Hay cantidad de aspectos de la conciencia fenoménica que se nos imponen, de los cuales no podemos sustraernos; datos prefilosóficos. McGinn: intentar ir más allá, demandar una explicación ulterior, está condenado al fracaso; se trata de un misterio condenado a permanecer irresoluble. ¿Hay algo que nos obligue a pensar que hay un fondo de realidad en nuestra experiencia conciencia? ¿Es solamente una ilusión? ¿Puede ser real e ilusión? Aspectos de la conciencia fenoménica: 1) forma de aspectualidad subjetiva en todas nuestras experiencias, en cuanto conscientes; 2) es constitutivo de tener un punto de vista sobre el mundo (subjetivo). La conciencia de un mundo objetivo depende de la autoconciencia.

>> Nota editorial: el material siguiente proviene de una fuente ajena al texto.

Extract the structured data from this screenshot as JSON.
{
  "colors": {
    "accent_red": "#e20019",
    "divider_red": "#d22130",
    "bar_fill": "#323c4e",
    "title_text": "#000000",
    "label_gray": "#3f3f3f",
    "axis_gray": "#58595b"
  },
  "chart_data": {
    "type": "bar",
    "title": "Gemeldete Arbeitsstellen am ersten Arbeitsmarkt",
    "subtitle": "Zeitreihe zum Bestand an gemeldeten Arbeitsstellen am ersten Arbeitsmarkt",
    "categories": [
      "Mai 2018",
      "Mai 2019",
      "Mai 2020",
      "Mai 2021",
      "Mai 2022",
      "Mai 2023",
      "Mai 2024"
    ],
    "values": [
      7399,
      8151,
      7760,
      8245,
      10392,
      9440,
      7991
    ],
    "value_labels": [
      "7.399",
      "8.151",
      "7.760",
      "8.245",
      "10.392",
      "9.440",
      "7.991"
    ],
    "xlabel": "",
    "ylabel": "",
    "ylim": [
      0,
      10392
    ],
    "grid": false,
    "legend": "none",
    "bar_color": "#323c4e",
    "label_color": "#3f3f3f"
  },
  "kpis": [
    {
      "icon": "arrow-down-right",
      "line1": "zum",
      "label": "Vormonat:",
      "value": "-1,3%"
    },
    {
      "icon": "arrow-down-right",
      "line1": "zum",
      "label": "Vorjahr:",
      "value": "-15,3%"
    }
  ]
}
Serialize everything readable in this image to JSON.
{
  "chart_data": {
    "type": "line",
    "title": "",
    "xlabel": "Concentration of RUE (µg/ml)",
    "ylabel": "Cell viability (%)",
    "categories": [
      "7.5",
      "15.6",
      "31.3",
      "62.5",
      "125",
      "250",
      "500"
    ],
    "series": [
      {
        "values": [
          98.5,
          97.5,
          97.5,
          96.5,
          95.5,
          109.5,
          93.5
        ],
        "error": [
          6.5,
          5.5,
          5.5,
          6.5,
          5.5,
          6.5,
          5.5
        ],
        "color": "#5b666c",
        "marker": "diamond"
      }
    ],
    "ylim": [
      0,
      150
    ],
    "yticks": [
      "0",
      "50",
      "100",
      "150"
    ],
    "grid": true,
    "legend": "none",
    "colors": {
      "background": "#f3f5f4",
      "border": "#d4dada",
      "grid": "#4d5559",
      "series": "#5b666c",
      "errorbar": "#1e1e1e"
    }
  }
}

¿Cómo motivar que existe algo así como la conciencia fenoménica? Uno puede tener dos experiencias con el mismo contenido sobre el mundo pero diferente fenomenología. Espectro invertido: podría ocurrir que aquello que todos denominamos rojo es experimentado por mí como aquello a lo que todos denomináis azul. El contenido y la descripción funcional de esos estados es equivalente, pero la experiencia es diferente. Si esto es posible (no sólo concebible), parece que puede haber variaciones en el carácter fenoménico de las experiencias. Otro tipo de argumentos van en la línea de los qualia ausentes (no invertidos). Se supone que no pueden ser tratadas de manera relacional, como sí pueden serlo otras propiedades. El propio rasgo que caracteriza el estado es lo que le hace introspectible; es en virtud de tener tal o cual característica cualitativa que puedo tener conocimiento de que estoy en un tal estado, bajo una conciencia de familiaridad inmediata. Si estos qualia son reales en el mundo, deben tener algún tipo de poder causal en él.